In this oversimplified example, let’s say that you find a home for sale in your area that has been vacated by the owner’s for months. After tracking them down, he will only close the property at $100,000 to make a deal. By talking to your mortgage broker, the home estimation is likely to be $140,000 with an average rent of a similar house at $1,000. You propose to the owner to sell to you after negotiating for a sandwich lease option that allows you to sublet within 1 year and pay for the property expenses at $500 monthly (mortgage payments and taxes). You offer that you pay a $15,000 non-refundable advance as safety to allow this clause. He accepts and closes the deal.
Your next step is to look for tenants. After the initial screening, you got a sublet tenant that is willing to buy the house from you at $140,000 after a year through a rent-to-own scheme at $1,000 per month. The agreement also covers that the tenant pays you a non-refundable $15,000 advance which you will pay to the owner. After 1 year, the sublet tenant secures a loan to acquire the property and exercises his option. The property owner receives his $100,000. The buyer gets his dream home at the ideal market value. After closing costs (paid for by your rental income), you went home with approximately $40,000 in revenue!
PROS / CONS
What are the benefits of investing in sandwich leases?
- Flexibility. Allows you greater control over an investment without having total liability since the owner of the house still owns the deed of possession until all agreements are finalized. Unlike other real estate investments that will chain you to the property, this strategy allows you to have less skin in the game and you can easily leave by just paying contract penalties.
- Little to no expenses for damages and maintenance since this is handle by both the owner and sublet tenant.
- The nonrefundable advance can cover the cost of renovations and cleanup should there be damages when the sublet tenant decides to void the contract.
What are the downsides of investing in sandwich leases?
- Time consuming. The acquisition process alone is not that agile since looking for vacant home owners that are willing to agree on this deal can take months or even years.
- This strategy is bad for depreciating markets as lower values can make the deal unpurchaseable – eroding all your projected profits.
- Expensive entry and closing costs. The associated costs for looking for properties, hiring an attorney to do all the paperwork and managing the deal can kill all the profits you have generated.

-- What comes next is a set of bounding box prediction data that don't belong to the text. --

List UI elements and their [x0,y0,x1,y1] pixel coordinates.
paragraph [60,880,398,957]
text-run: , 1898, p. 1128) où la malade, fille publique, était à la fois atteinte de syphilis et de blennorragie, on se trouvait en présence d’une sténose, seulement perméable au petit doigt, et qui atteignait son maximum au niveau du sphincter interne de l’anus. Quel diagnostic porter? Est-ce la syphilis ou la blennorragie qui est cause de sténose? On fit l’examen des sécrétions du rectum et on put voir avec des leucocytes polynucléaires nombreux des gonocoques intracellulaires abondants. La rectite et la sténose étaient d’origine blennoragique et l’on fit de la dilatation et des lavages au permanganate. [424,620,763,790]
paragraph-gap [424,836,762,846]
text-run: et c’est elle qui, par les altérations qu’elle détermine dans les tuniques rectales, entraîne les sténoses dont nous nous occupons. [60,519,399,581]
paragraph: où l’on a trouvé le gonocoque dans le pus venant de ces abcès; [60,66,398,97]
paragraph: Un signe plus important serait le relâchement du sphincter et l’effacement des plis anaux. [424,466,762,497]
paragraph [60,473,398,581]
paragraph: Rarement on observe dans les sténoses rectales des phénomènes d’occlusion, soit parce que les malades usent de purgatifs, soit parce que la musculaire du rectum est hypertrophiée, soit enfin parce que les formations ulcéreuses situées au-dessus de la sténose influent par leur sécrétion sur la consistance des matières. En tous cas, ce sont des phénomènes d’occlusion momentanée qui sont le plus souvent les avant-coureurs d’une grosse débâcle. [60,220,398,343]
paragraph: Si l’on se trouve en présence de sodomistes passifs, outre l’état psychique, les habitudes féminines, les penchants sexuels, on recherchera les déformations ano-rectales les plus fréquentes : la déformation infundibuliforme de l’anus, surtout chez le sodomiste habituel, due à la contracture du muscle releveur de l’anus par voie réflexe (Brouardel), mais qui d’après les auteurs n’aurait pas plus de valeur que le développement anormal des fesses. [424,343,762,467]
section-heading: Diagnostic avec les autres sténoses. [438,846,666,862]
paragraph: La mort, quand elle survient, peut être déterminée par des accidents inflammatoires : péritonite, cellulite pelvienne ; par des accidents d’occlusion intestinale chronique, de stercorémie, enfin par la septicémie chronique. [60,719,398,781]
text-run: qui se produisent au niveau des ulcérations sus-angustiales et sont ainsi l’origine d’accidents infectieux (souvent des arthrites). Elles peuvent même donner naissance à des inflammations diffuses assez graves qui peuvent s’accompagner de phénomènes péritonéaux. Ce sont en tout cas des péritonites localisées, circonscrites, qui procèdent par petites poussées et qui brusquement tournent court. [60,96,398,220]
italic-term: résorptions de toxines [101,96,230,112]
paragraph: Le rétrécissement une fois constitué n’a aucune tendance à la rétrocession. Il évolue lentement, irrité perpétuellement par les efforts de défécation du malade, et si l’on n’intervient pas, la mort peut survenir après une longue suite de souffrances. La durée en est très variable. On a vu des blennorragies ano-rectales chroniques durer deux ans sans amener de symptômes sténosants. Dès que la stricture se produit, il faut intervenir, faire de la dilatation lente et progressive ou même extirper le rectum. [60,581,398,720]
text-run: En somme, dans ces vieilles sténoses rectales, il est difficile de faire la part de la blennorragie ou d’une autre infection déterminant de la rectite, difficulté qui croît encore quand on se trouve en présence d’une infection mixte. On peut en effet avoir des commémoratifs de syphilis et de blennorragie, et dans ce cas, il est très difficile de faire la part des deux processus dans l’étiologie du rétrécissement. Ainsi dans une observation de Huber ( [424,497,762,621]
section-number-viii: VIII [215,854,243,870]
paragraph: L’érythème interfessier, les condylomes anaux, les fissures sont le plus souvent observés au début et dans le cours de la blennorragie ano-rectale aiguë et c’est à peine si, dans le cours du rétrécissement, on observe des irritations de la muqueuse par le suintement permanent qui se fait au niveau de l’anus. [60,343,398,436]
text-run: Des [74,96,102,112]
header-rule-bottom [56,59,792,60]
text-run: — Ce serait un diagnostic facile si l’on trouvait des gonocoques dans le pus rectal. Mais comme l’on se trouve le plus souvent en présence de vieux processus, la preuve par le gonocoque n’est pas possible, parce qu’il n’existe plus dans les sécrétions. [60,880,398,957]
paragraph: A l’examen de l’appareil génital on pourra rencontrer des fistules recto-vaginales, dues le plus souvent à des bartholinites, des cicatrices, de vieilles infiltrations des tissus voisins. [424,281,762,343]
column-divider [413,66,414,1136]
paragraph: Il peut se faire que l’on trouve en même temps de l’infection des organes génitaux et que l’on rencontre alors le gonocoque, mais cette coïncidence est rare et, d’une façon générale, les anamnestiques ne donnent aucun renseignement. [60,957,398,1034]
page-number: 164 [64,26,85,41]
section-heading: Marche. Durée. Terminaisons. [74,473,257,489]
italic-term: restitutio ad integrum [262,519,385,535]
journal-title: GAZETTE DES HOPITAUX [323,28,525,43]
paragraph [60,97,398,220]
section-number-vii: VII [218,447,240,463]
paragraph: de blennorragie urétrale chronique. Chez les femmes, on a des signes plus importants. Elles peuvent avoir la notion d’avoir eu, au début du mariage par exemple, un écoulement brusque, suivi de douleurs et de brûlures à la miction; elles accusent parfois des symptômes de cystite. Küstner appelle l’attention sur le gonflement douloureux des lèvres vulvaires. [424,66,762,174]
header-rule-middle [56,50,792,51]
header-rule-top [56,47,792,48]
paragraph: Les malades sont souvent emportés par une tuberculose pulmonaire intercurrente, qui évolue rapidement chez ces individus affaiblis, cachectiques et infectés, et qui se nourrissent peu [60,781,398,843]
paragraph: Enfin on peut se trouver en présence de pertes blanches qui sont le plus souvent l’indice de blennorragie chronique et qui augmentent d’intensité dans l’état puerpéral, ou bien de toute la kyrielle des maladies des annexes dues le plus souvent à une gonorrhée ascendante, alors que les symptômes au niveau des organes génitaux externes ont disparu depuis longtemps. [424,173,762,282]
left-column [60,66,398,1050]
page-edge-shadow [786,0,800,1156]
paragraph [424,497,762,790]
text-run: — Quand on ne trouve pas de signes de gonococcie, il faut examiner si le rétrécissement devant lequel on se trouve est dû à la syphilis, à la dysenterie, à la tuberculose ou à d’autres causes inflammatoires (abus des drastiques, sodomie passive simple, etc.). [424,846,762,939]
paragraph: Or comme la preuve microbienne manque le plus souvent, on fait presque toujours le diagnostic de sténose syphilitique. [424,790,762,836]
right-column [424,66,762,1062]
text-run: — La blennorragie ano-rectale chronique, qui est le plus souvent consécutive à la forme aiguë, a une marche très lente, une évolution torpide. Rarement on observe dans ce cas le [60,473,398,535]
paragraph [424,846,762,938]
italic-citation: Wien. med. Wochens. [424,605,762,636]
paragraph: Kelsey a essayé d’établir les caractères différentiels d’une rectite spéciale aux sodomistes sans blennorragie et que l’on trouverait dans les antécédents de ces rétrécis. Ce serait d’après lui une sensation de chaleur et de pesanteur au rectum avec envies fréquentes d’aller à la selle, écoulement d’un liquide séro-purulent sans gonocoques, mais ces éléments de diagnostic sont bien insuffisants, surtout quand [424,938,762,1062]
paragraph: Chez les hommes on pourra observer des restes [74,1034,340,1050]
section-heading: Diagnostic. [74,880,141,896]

- High risk for lawsuit should any of the parties involved (sublet tenant or owner) balk on the deal.
The sandwich lease option is a great investment for advanced real estate investors that are currently low on capital. There is no large monetary investment needed to be able to generate consistent cash flow. It allows you to use someone else’s home as your asset. However, it involves a considerable risk so treading lightly with your real estate attorney can mitigate any potential red flags.
- Take your time in learning real estate finance. If you can, start building a team that involves a real estate broker, attorney, mortgage broker and expert loan officers. These can help you assess deals and protect you from any liability during the contract and purchase of the home.
- The best way to lower entry and exit costs is to acquire a real estate license for yourself.